While Hotovely’s statement reflected the comments and statements made by multiple Israeli Officials, including Prime Minister Netanyahu, former IDF attorney Col. (Res.) Pnina Sharvit-Baruch offered a different perspective. During an interview with Al-Monitor she said her “general impression [was] that the members of the commission tried to be balanced … [and] … the report was written very cautiously, and that the materials that it contains cannot be used to prepare a criminal indictment.” Sarvit-Baruch also said she didn’t “think that there was an anti-Israel agenda. Nevertheless, the commission received its mandate from the United Nations Human Rights Council, which is clearly an anti-Israeli body. As a result, this is not a positive report, as far as Israel is concerned.”

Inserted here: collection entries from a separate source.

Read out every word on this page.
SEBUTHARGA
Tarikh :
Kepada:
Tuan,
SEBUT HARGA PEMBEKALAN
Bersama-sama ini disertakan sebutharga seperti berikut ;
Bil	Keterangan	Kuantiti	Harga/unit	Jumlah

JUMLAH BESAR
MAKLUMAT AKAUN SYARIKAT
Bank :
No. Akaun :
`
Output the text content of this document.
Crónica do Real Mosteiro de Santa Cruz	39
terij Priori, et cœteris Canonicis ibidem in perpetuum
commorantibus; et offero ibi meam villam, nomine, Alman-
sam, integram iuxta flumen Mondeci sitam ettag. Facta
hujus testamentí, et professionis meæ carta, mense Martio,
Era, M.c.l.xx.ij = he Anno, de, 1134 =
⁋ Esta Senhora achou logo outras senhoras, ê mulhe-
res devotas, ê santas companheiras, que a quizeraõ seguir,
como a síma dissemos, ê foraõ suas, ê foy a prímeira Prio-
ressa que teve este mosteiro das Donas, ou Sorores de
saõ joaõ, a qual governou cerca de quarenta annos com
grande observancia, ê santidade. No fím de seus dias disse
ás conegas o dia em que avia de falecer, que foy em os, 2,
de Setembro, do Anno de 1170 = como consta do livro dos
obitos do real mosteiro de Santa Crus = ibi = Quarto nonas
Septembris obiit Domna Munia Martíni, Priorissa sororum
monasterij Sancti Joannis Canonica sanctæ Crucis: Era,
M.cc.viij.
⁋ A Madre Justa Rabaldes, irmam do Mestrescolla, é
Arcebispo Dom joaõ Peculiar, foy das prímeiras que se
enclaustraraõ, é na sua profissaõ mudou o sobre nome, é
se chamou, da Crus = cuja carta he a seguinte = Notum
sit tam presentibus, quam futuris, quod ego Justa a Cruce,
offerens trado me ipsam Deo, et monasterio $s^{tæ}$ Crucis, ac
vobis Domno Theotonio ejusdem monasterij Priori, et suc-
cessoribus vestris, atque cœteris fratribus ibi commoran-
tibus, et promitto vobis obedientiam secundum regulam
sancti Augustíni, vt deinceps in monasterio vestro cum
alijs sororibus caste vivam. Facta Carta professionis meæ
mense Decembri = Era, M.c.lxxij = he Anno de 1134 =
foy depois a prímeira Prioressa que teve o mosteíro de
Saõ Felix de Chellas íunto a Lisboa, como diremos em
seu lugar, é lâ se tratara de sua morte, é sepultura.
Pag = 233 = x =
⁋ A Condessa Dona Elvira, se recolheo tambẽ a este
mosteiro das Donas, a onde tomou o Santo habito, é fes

Mary McGowan Davis, the head of the UNHRC Commission of Inquiry on the Gaza war, said the report was “even-handed” and rejected claims made by Netanyahu and others that the report was biased. She also told Israel’s Channel 2 that “the commission was correct in treating the Israel Defense Forces and Hamas as bound by ‘the same principles’ of the laws of war.”
United States State Department Spokesman John Kirby told reporters that the US “challenge[s] the very foundation upon which this report was written” and opposes any UN Security Council (UNSC) consideration of the UNHRC report on the Gaza War.
While Hamas issued a response to the UNHRC report on its website calling for the prosecution of Israeli leaders, the response made no mention of the report’s accusations against Hamas.
The Palestinian Authority followed the release of the UNHRC Gaza war report with the filing of documents on Thursday in the International Criminal Court. Included in the documents are data on damage caused by the Gaza war, settlement construction in the last year and Israel’s administrative detention of Palestinian prisoners.